Today’s algorithmic systems aim to engineer society, ranging from personalization of online ads to prediction of criminal risk for determining bail and parole. In such socio-technical systems, it is infeasible to formally specify a complete list of desirable properties. As computer scientists designing and studying such systems, we must adapt our methods.
In this talk, I’ll describe my work on two domains without clear formal specifications: the privacy implications of web tracking and the (un)fairness of machine learning. I’ll use these to illustrate an interdisciplinary research approach that is centered on measurement, embraces ambiguity in definitions, and seeks to build tools that can enable users, developers, and regulators to effectively negotiate conflicting goals and preferences.

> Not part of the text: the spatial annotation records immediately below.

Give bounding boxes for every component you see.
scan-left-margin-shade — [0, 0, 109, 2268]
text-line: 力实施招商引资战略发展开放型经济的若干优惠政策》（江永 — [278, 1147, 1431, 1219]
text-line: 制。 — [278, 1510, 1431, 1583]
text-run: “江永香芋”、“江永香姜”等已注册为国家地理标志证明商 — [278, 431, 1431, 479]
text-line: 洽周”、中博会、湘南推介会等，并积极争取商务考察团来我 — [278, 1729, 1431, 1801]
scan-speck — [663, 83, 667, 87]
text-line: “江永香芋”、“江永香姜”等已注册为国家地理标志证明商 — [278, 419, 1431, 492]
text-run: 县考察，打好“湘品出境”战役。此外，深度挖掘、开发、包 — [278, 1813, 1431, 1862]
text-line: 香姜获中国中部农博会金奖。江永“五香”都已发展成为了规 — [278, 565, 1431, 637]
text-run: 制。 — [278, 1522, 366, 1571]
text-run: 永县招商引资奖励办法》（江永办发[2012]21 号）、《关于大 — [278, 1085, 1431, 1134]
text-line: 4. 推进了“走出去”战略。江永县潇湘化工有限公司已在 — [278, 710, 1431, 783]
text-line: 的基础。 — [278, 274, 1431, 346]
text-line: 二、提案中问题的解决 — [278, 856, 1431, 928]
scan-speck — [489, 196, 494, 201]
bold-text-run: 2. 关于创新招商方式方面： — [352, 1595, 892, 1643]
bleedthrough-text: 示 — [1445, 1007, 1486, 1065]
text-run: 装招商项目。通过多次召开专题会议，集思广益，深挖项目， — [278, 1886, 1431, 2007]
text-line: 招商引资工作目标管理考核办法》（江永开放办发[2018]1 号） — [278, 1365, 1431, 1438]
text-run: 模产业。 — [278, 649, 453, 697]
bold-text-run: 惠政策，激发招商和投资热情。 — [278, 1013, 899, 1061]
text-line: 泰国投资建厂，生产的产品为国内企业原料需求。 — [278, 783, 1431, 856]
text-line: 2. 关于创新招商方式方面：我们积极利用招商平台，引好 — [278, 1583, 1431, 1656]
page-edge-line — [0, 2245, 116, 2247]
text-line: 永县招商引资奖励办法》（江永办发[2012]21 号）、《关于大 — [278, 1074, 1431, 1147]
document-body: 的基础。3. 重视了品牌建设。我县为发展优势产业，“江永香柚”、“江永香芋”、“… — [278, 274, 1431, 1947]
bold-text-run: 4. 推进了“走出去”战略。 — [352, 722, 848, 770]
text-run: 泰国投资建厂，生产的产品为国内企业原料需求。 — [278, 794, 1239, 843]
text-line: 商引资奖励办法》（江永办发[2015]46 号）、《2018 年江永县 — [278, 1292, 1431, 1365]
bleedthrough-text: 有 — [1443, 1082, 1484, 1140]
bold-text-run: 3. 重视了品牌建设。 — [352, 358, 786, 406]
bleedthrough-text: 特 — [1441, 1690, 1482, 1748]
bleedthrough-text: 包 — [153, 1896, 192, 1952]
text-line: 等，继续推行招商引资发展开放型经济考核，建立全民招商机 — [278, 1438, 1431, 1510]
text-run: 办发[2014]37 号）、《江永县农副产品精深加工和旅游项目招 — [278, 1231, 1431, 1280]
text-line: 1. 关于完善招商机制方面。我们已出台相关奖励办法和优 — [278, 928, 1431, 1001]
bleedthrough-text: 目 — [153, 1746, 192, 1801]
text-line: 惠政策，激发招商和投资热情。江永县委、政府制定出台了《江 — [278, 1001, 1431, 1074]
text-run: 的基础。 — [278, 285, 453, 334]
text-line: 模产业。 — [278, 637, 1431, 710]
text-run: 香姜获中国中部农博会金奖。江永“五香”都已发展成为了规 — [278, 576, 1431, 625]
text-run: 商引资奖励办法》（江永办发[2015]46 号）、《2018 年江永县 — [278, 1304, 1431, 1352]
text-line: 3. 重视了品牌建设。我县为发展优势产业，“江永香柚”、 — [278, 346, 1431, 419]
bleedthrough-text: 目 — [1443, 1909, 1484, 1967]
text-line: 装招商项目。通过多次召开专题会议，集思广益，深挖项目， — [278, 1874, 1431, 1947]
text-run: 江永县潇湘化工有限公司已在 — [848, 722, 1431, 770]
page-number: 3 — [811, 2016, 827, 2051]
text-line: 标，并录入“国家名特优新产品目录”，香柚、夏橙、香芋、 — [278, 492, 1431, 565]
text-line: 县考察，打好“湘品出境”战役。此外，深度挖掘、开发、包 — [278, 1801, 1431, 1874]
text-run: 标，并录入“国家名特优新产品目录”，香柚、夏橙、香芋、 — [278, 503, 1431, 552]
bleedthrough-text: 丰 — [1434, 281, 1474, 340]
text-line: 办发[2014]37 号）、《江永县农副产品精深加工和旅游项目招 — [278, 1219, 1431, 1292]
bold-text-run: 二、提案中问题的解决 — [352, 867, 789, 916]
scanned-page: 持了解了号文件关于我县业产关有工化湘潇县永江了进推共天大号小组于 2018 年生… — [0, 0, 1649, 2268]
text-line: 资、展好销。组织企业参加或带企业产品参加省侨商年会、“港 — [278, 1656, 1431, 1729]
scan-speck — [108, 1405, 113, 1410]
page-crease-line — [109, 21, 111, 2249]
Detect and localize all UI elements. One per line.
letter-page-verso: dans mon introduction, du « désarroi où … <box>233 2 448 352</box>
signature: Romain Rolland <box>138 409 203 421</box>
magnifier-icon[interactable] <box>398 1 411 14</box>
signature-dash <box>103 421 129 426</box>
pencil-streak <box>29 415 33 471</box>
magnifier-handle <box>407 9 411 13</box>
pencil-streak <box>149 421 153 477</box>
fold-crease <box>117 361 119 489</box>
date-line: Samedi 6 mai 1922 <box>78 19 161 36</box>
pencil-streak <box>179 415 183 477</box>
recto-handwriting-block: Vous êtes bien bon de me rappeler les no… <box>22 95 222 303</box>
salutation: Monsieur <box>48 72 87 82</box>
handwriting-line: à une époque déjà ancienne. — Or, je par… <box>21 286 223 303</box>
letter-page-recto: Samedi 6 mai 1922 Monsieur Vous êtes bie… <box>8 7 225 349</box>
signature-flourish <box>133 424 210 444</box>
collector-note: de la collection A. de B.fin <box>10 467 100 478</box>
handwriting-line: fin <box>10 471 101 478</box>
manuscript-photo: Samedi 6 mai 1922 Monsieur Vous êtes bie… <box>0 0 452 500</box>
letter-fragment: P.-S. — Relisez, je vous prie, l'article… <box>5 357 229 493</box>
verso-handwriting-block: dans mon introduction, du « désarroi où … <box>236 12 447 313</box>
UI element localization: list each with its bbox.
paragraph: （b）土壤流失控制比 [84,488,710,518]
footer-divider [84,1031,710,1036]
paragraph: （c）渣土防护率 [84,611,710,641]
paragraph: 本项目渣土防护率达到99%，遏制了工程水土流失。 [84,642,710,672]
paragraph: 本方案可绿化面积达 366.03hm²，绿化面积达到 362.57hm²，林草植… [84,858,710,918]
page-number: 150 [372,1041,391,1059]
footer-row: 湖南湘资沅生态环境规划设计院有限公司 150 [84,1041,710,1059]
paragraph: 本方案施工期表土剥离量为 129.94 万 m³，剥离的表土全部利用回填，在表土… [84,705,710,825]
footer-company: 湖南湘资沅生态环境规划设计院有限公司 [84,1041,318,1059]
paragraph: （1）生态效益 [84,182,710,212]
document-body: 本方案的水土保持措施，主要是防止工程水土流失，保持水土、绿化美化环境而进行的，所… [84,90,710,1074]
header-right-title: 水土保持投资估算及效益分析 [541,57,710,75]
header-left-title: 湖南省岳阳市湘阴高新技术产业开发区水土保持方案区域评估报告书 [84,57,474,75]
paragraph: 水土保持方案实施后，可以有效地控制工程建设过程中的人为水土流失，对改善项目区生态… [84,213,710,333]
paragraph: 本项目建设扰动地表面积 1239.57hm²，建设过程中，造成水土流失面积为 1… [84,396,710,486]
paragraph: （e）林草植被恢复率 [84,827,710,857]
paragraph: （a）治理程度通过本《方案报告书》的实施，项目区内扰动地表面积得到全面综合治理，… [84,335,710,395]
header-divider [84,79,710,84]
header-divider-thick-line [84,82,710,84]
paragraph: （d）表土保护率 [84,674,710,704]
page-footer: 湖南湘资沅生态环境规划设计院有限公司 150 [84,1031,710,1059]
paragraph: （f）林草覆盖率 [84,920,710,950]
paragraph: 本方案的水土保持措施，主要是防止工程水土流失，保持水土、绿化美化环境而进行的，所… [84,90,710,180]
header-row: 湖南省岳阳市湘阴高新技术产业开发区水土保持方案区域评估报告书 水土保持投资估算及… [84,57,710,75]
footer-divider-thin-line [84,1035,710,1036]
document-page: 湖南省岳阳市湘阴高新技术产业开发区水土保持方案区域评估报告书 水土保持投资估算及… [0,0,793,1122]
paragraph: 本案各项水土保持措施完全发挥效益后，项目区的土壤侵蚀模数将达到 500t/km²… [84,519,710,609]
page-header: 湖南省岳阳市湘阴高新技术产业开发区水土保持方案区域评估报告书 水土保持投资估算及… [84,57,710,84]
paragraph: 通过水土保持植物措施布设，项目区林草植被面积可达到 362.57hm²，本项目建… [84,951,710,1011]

Arvind Narayanan is an Assistant Professor of Computer Science at Princeton. He leads the Princeton Web Transparency and Accountability Project to uncover how companies collect and use our personal information. Narayanan also leads a research team investigating the security, anonymity, and stability of cryptocurrencies as well as novel applications of blockchains. He co-created a Massive Open Online Course as well as a textbook on Bitcoin and cryptocurrency technologies. His doctoral research showed the fundamental limits of de-identification, for which he received the Privacy Enhancing Technologies Award.
Narayanan is an affiliated faculty member at the Center for Information Technology Policy at Princeton and an affiliate scholar at Stanford Law School's Center for Internet and Society.